Restoration: A Novel of Seventeenth Century England by Rose Tremain --- 371 pages
Restoration, a picaresque novel by Rose Tremain, was published in 1989. It was shortlisted for the Booker Prize in 1989 and was the Sunday Express Book of the Year.
Robert Merivel, a young physician, is the son of the King Charles II's glovemaker, and his father's ambition is to get his son a post at court. Merivel's great opportunity comes when he saves the life of the King's favorite spaniel. He enjoys a life of pleasure at court, where his antics make him a favorite with the King. As a further mark of favor, Charles proposes to marry Merivel to his mistress, Celia Clemence. Of course this is to be a marriage of convenience --- the King's convenience. Once wed, the new Lady Merivel is installed in a house in Kew, where the king can visit her privately. In exchange for being a willing cuckold, Merivel is granted an estate called Bidnold in Norfolk.
Too late, Merivel realizes he has been effectively exiled from court. His days are aimless, his only solace the companionship he finds with his man servant, Will Gates. Then Celia is banished to Bidnold for importuning the King. Merivel makes the fatal mistake of becoming infatuated with his wife-in-name-only. Celia repulses him, and returns to London. Merivel has displeased the King, who withdraws his favor, and takes back all that he has bestowed.
Merivel finds refuge with an old friend from his student days. Pearce is one of a small group of Quakers --- a religious sect much maligned and persecuted by the established Church --- who are the Keepers of a refuge for the mentally afflicted near a remote village in Norfolk. They offer an alternative to the notorious Bedlam Hospital in London, where inmates are abused and exhibited like freaks. Merivel joins the Keepers, hoping to redeem himself. Good intentions however are not enough. Pearce contracts consumption (tuberculosis) and dies despite Merivel's efforts to cure him. Merivel succumbs to temptation again and gets one of his patients pregnant.
The other Keepers agree Merivel cannot stay.
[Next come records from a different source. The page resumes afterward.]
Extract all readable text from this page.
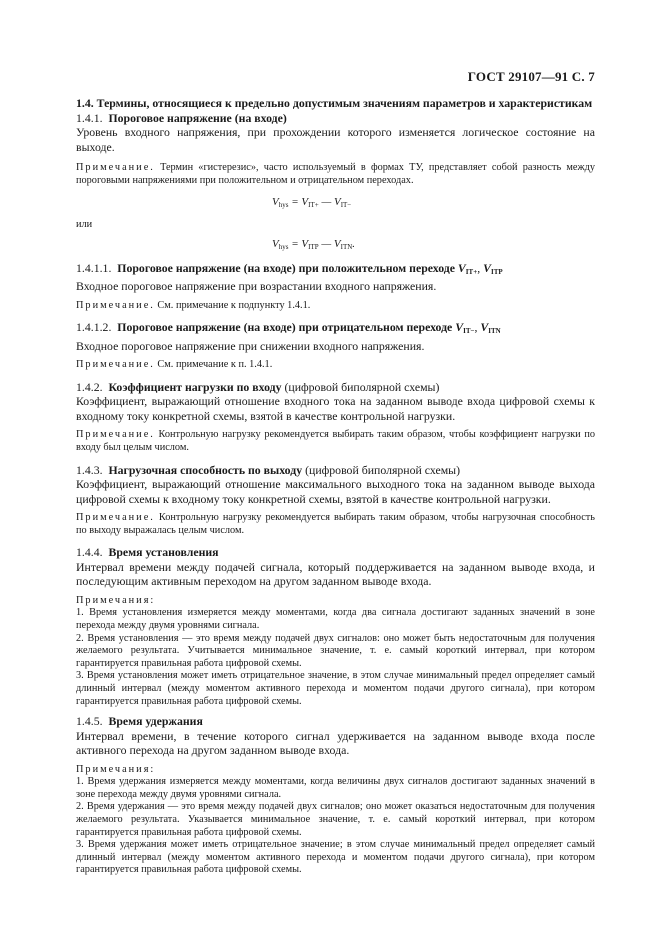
ГОСТ 29107—91 С. 7

1.4. Термины, относящиеся к предельно допустимым значениям параметров и характеристикам

1.4.1. Пороговое напряжение (на входе)

Уровень входного напряжения, при прохождении которого изменяется логическое состояние на выходе.

Примечание. Термин «гистерезис», часто используемый в формах ТУ, представляет собой разность между пороговыми напряжениями при положительном и отрицательном переходах.

$V_{hys} = V_{IT+}$ — $V_{IT-}$

или

$V_{hys} = V_{ITP}$ — $V_{ITN}$.

1.4.1.1. Пороговое напряжение (на входе) при положительном переходе $V_{IT+}$, $V_{ITP}$

Входное пороговое напряжение при возрастании входного напряжения.

Примечание. См. примечание к подпункту 1.4.1.

1.4.1.2. Пороговое напряжение (на входе) при отрицательном переходе $V_{IT-}$, $V_{ITN}$

Входное пороговое напряжение при снижении входного напряжения.

Примечание. См. примечание к п. 1.4.1.

1.4.2. Коэффициент нагрузки по входу (цифровой биполярной схемы)

Коэффициент, выражающий отношение входного тока на заданном выводе входа цифровой схемы к входному току конкретной схемы, взятой в качестве контрольной нагрузки.

Примечание. Контрольную нагрузку рекомендуется выбирать таким образом, чтобы коэффициент нагрузки по входу был целым числом.

1.4.3. Нагрузочная способность по выходу (цифровой биполярной схемы)

Коэффициент, выражающий отношение максимального выходного тока на заданном выводе выхода цифровой схемы к входному току конкретной схемы, взятой в качестве контрольной нагрузки.

Примечание. Контрольную нагрузку рекомендуется выбирать таким образом, чтобы нагрузочная способность по выходу выражалась целым числом.

1.4.4. Время установления

Интервал времени между подачей сигнала, который поддерживается на заданном выводе входа, и последующим активным переходом на другом заданном выводе входа.

Примечания:

1. Время установления измеряется между моментами, когда два сигнала достигают заданных значений в зоне перехода между двумя уровнями сигнала.

2. Время установления — это время между подачей двух сигналов: оно может быть недостаточным для получения желаемого результата. Учитывается минимальное значение, т. е. самый короткий интервал, при котором гарантируется правильная работа цифровой схемы.

3. Время установления может иметь отрицательное значение, в этом случае минимальный предел определяет самый длинный интервал (между моментом активного перехода и моментом подачи другого сигнала), при котором гарантируется правильная работа цифровой схемы.

1.4.5. Время удержания

Интервал времени, в течение которого сигнал удерживается на заданном выводе входа после активного перехода на другом заданном выводе входа.

Примечания:

1. Время удержания измеряется между моментами, когда величины двух сигналов достигают заданных значений в зоне перехода между двумя уровнями сигнала.

2. Время удержания — это время между подачей двух сигналов; оно может оказаться недостаточным для получения желаемого результата. Указывается минимальное значение, т. е. самый короткий интервал, при котором гарантируется правильная работа цифровой схемы.

3. Время удержания может иметь отрицательное значение; в этом случае минимальный предел определяет самый длинный интервал (между моментом активного перехода и моментом подачи другого сигнала), при котором гарантируется правильная работа цифровой схемы.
He and Katharine, the woman carrying his child, travel to London. It is the time of the Great Plague, and people are dying by the hundreds in the crowded and unsanitary streets of the city. Merivel establishes himself by selling nostrums to ward off the plague. Katharine dies in childbirth, leaving Merivel with a baby daughter. At last Merivel's heroic actions during the Great Fire of 1666 gain him the king's forgiveness and favor once again.
The book was made into a film in 1995, starring Robert Downing Jr. as Merivel, Sam Neill as Charles II, Polly Walker as Celia, David Thewlis as Pearce, and Meg Ryan as Katharine. It won two Academy Awards.
Tremain published a sequel, Merivel, A Man of His Time, in 2013.